Sociological narratives of communities of color tend to emphasize urban disadvantage (for critical exceptions see, e.g., Cheng 2013; Lacy 2007; Patillo 2013). These narratives contain two different assumptions. First, they assume that people of color are concentrated largely in urban areas. Second, they assume that communities of color are disadvantaged or that the presence of people of color creates community disadvantage. The recent widespread suburbanization of people of color challenges both assumptions, destabilizing how we link race, place, and class. As of 2010, 51 percent of Black Americans, 62 percent of Asians, 59 percent of Latinxs, and 78 percent of whites lived in suburbs (Frey 2018). Many people of color live in suburbs because they see them as desirable, resource-rich communities with good schools and other public goods (Lewis-McCoy 2014). Yet little research examines the class dimensions of growing racial diversity in American suburbs, despite their importance for understanding the geography of racial inequality in the United States.
This visualization, based on American Community Survey 2019 five-year estimates, shows the association between suburb-level median household income and racial diversity for all suburbs (Figure 1).
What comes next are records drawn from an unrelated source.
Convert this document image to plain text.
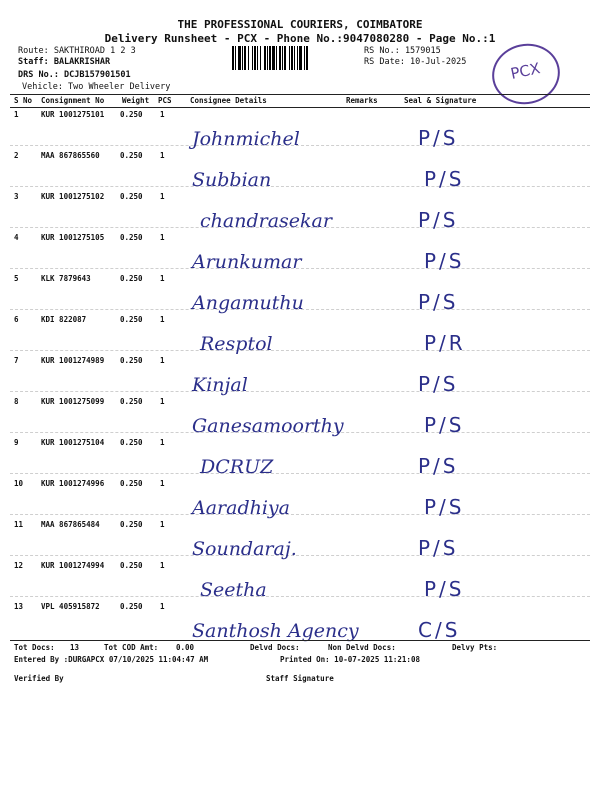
THE PROFESSIONAL COURIERS, COIMBATORE
Delivery Runsheet - PCX - Phone No.:9047080280 - Page No.:1
Route: SAKTHIROAD 1 2 3
Staff: BALAKRISHAR
DRS No.: DCJB157901501
Vehicle: Two Wheeler Delivery
RS No.: 1579015
RS Date: 10-Jul-2025	PCX
S No Consignment No Weight PCS Consignee Details	Remarks	Seal & Signature
1	KUR 1001275101 0.250 1
Johnmichel	P/S
2	MAA 867865560	0.250 1
Subbian	P/S
3	KUR 1001275102 0.250 1
chandrasekar	P/S
4	KUR 1001275105 0.250 1
Arunkumar	P/S
5	KLK 7879643	0.250 1
Angamuthu	P/S
6	KDI 822087	0.250 1
Resptol	P/R
7	KUR 1001274989 0.250 1
Kinjal	P/S
8	KUR 1001275099 0.250 1
Ganesamoorthy	P/S
9	KUR 1001275104 0.250 1
DCRUZ	P/S
10 KUR 1001274996 0.250 1
Aaradhiya	P/S
11 MAA 867865484	0.250 1
Soundaraj.	P/S
12 KUR 1001274994 0.250 1
Seetha	P/S
13 VPL 405915872	0.250 1
Santhosh Agency	C/S
Tot Docs: 13	Tot COD Amt: 0.00	Delvd Docs:	Non Delvd Docs:	Delvy Pts:
Entered By :DURGAPCX 07/10/2025 11:04:47 AM	Printed On: 10-07-2025 11:21:08
Verified By	Staff Signature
See the figure note and the supplemental material for definitions of diversity and suburbs as well as details on the sample, data, and methods.
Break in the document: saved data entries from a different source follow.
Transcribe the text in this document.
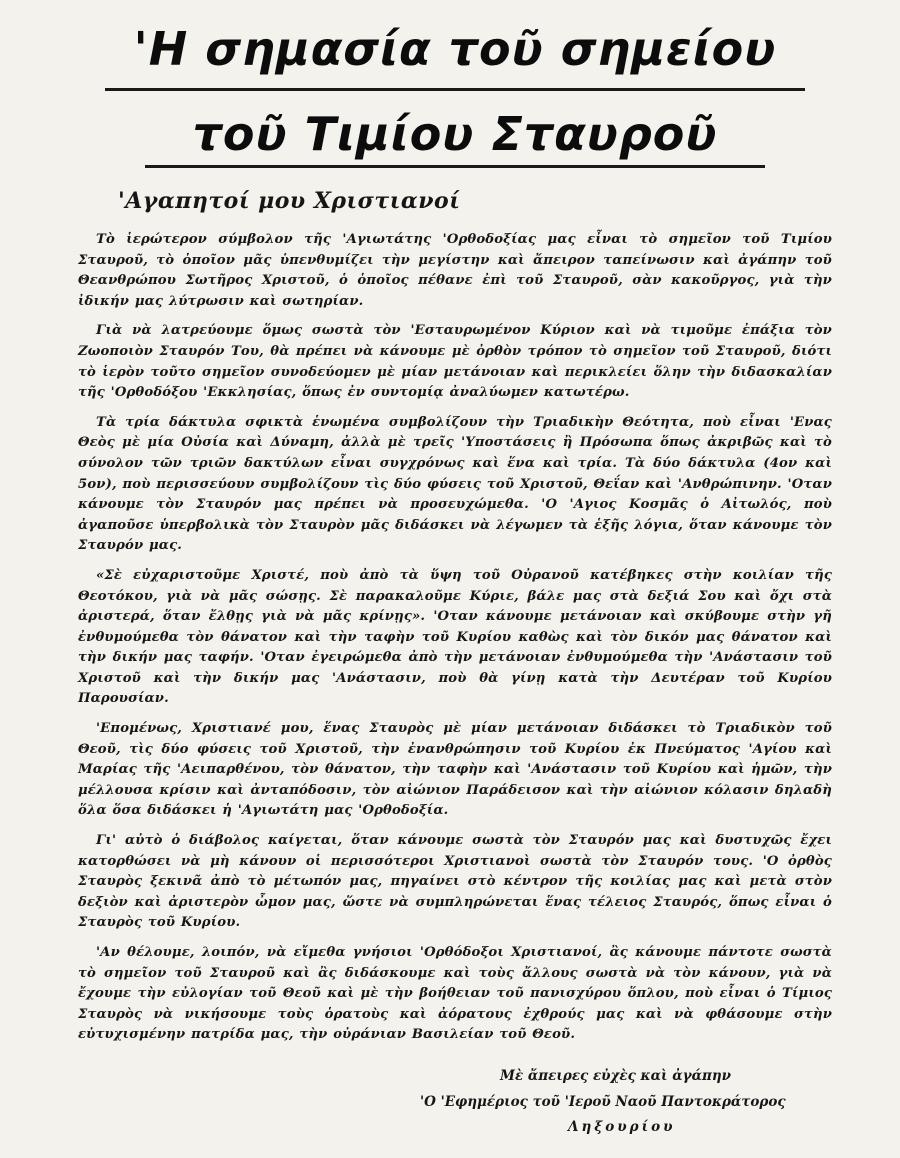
'Η σημασία τοῦ σημείου
τοῦ Τιμίου Σταυροῦ
'Αγαπητοί μου Χριστιανοί

Τὸ ἱερώτερον σύμβολον τῆς 'Αγιωτάτης 'Ορθοδοξίας μας εἶναι τὸ σημεῖον τοῦ Τιμίου Σταυροῦ, τὸ ὁποῖον μᾶς ὑπενθυμίζει τὴν μεγίστην καὶ ἄπειρον ταπείνωσιν καὶ ἀγάπην τοῦ Θεανθρώπου Σωτῆρος Χριστοῦ, ὁ ὁποῖος πέθανε ἐπὶ τοῦ Σταυροῦ, σὰν κακοῦργος, γιὰ τὴν ἰδικήν μας λύτρωσιν καὶ σωτηρίαν.

Γιὰ νὰ λατρεύουμε ὅμως σωστὰ τὸν 'Εσταυρωμένον Κύριον καὶ νὰ τιμοῦμε ἐπάξια τὸν Ζωοποιὸν Σταυρόν Του, θὰ πρέπει νὰ κάνουμε μὲ ὀρθὸν τρόπον τὸ σημεῖον τοῦ Σταυροῦ, διότι τὸ ἱερὸν τοῦτο σημεῖον συνοδεύομεν μὲ μίαν μετάνοιαν καὶ περικλείει ὅλην τὴν διδασκαλίαν τῆς 'Ορθοδόξου 'Εκκλησίας, ὅπως ἐν συντομίᾳ ἀναλύωμεν κατωτέρω.

Τὰ τρία δάκτυλα σφικτὰ ἑνωμένα συμβολίζουν τὴν Τριαδικὴν Θεότητα, ποὺ εἶναι 'Ενας Θεὸς μὲ μία Οὐσία καὶ Δύναμη, ἀλλὰ μὲ τρεῖς 'Υποστάσεις ἢ Πρόσωπα ὅπως ἀκριβῶς καὶ τὸ σύνολον τῶν τριῶν δακτύλων εἶναι συγχρόνως καὶ ἕνα καὶ τρία. Τὰ δύο δάκτυλα (4ον καὶ 5ον), ποὺ περισσεύουν συμβολίζουν τὶς δύο φύσεις τοῦ Χριστοῦ, Θεΐαν καὶ 'Ανθρώπινην. 'Οταν κάνουμε τὸν Σταυρόν μας πρέπει νὰ προσευχώμεθα. 'Ο 'Αγιος Κοσμᾶς ὁ Αἰτωλός, ποὺ ἀγαποῦσε ὑπερβολικὰ τὸν Σταυρὸν μᾶς διδάσκει νὰ λέγωμεν τὰ ἑξῆς λόγια, ὅταν κάνουμε τὸν Σταυρόν μας.

«Σὲ εὐχαριστοῦμε Χριστέ, ποὺ ἀπὸ τὰ ὕψη τοῦ Οὐρανοῦ κατέβηκες στὴν κοιλίαν τῆς Θεοτόκου, γιὰ νὰ μᾶς σώσῃς. Σὲ παρακαλοῦμε Κύριε, βάλε μας στὰ δεξιά Σου καὶ ὄχι στὰ ἀριστερά, ὅταν ἔλθῃς γιὰ νὰ μᾶς κρίνῃς». 'Οταν κάνουμε μετάνοιαν καὶ σκύβουμε στὴν γῆ ἐνθυμούμεθα τὸν θάνατον καὶ τὴν ταφὴν τοῦ Κυρίου καθὼς καὶ τὸν δικόν μας θάνατον καὶ τὴν δικήν μας ταφήν. 'Οταν ἐγειρώμεθα ἀπὸ τὴν μετάνοιαν ἐνθυμούμεθα τὴν 'Ανάστασιν τοῦ Χριστοῦ καὶ τὴν δικήν μας 'Ανάστασιν, ποὺ θὰ γίνῃ κατὰ τὴν Δευτέραν τοῦ Κυρίου Παρουσίαν.

'Επομένως, Χριστιανέ μου, ἕνας Σταυρὸς μὲ μίαν μετάνοιαν διδάσκει τὸ Τριαδικὸν τοῦ Θεοῦ, τὶς δύο φύσεις τοῦ Χριστοῦ, τὴν ἐνανθρώπησιν τοῦ Κυρίου ἐκ Πνεύματος 'Αγίου καὶ Μαρίας τῆς 'Αειπαρθένου, τὸν θάνατον, τὴν ταφὴν καὶ 'Ανάστασιν τοῦ Κυρίου καὶ ἡμῶν, τὴν μέλλουσα κρίσιν καὶ ἀνταπόδοσιν, τὸν αἰώνιον Παράδεισον καὶ τὴν αἰώνιον κόλασιν δηλαδὴ ὅλα ὅσα διδάσκει ἡ 'Αγιωτάτη μας 'Ορθοδοξία.

Γι' αὐτὸ ὁ διάβολος καίγεται, ὅταν κάνουμε σωστὰ τὸν Σταυρόν μας καὶ δυστυχῶς ἔχει κατορθώσει νὰ μὴ κάνουν οἱ περισσότεροι Χριστιανοὶ σωστὰ τὸν Σταυρόν τους. 'Ο ὀρθὸς Σταυρὸς ξεκινᾶ ἀπὸ τὸ μέτωπόν μας, πηγαίνει στὸ κέντρον τῆς κοιλίας μας καὶ μετὰ στὸν δεξιὸν καὶ ἀριστερὸν ὦμον μας, ὥστε νὰ συμπληρώνεται ἕνας τέλειος Σταυρός, ὅπως εἶναι ὁ Σταυρὸς τοῦ Κυρίου.

'Αν θέλουμε, λοιπόν, νὰ εἴμεθα γνήσιοι 'Ορθόδοξοι Χριστιανοί, ἂς κάνουμε πάντοτε σωστὰ τὸ σημεῖον τοῦ Σταυροῦ καὶ ἂς διδάσκουμε καὶ τοὺς ἄλλους σωστὰ νὰ τὸν κάνουν, γιὰ νὰ ἔχουμε τὴν εὐλογίαν τοῦ Θεοῦ καὶ μὲ τὴν βοήθειαν τοῦ πανισχύρου ὅπλου, ποὺ εἶναι ὁ Τίμιος Σταυρὸς νὰ νικήσουμε τοὺς ὁρατοὺς καὶ ἀόρατους ἐχθρούς μας καὶ νὰ φθάσουμε στὴν εὐτυχισμένην πατρίδα μας, τὴν οὐράνιαν Βασιλείαν τοῦ Θεοῦ.

Μὲ ἄπειρες εὐχὲς καὶ ἀγάπην
'Ο 'Εφημέριος τοῦ 'Ιεροῦ Ναοῦ Παντοκράτορος
Ληξουρίου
Median household income by levels of diversity in suburbs: (a) smoothed means of overall median household income, (b) smoothed means of race-specific median household income, (c) predictive margins of overall median household income, and (d) predictive margins of race-specific median household income.
Figures 1a and 1b show smoothed means produced by generalize additive models. If we understand the middle class as being near the middle of the distribution, by and large, diverse suburbs are middle class or even advantaged. On average, low-diversity suburbs show the lowest incomes, while the most multiracial suburbs show median household incomes nearly $20,000 higher than the national median. Similar trends exist when analyzing, Black, Latinx, and white incomes separately (Figure 1b). The Black median income nationally is $42,000, but Black incomes match the overall national median ($63,000) in low- to moderate-diversity suburbs and surpass it in the most multiracial contexts. Asians provide an exception: Asian incomes decline with diversity, but they are high earners, with an average of nearly $90,000 in the most diverse suburbs.
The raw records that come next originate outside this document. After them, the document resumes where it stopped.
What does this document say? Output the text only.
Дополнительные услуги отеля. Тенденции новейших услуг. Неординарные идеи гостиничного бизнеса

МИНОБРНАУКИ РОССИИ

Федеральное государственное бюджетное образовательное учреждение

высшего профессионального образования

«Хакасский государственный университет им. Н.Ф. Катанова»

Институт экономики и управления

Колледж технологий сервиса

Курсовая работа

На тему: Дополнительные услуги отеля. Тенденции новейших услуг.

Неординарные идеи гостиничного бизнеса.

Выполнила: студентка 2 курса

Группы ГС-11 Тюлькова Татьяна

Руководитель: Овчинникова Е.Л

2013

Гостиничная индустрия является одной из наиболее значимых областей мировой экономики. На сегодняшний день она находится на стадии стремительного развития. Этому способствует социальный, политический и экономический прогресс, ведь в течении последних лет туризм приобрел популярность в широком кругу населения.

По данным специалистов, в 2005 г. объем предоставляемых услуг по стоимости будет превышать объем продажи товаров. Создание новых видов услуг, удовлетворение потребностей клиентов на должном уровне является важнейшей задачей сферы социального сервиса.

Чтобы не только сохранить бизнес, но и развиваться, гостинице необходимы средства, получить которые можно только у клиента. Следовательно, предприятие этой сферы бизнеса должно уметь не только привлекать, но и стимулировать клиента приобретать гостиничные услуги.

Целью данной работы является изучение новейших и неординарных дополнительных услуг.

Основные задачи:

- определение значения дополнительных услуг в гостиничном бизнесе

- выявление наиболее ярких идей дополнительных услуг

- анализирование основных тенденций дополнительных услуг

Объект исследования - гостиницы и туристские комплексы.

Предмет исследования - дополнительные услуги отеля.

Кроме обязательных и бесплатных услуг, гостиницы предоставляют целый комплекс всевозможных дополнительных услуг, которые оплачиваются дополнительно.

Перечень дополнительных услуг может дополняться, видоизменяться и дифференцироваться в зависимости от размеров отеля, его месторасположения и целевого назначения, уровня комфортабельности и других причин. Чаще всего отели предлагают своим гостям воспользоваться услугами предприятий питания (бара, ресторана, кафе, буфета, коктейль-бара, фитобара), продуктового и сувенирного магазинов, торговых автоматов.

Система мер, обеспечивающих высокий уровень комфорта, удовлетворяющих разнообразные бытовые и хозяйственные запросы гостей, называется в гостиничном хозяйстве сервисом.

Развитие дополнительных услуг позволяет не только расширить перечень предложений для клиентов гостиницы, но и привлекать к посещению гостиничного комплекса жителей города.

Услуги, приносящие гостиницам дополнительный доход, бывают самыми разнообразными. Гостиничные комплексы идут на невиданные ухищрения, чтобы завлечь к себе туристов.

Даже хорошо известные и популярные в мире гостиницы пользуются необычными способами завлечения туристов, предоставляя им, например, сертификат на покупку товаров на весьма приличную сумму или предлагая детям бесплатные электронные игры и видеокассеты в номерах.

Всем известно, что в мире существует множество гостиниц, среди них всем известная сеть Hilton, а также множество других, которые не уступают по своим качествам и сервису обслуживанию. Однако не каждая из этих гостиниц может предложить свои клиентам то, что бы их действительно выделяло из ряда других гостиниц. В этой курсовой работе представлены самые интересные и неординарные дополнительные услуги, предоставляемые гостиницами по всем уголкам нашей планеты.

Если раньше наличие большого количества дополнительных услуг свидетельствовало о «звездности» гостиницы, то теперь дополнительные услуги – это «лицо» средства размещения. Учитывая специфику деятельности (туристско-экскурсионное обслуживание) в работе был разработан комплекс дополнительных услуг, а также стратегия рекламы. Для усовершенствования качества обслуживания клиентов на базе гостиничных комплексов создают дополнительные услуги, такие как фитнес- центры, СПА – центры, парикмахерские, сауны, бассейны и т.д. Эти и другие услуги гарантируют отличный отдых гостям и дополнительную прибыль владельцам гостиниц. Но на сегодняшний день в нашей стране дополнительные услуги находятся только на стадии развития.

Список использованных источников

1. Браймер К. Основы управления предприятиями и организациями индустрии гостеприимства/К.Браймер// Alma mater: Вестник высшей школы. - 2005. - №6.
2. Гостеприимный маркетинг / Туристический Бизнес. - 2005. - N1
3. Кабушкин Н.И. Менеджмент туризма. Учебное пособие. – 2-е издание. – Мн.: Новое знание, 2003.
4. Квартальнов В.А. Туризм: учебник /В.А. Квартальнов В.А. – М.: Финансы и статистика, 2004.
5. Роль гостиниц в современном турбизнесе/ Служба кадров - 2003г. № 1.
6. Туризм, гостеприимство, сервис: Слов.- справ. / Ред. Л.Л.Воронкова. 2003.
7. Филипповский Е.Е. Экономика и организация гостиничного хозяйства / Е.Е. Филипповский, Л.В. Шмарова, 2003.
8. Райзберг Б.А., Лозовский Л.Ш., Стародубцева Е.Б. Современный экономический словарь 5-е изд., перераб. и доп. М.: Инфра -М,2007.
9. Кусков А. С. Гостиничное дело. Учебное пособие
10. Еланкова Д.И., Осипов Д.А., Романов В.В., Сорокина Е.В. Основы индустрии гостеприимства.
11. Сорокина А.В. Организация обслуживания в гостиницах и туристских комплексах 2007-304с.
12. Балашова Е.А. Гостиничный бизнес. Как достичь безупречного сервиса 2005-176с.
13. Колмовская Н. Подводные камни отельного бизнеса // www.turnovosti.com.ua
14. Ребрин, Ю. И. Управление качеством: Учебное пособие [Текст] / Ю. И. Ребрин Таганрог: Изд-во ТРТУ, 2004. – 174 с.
Regressions including metropolitan area fixed effects, controlling for unobserved local factors, emphasize the middle-class nature of diverse suburbs. The most diverse suburbs show the highest overall values (~$75,000; Figure 1c). Race-specific trends (Figure 1d) become more moderate compared with Figure 1b, but all groups show incomes at or above the national median across the distribution of diversity. Moreover, Black and Latinx incomes remain substantially higher than their group-specific national medians.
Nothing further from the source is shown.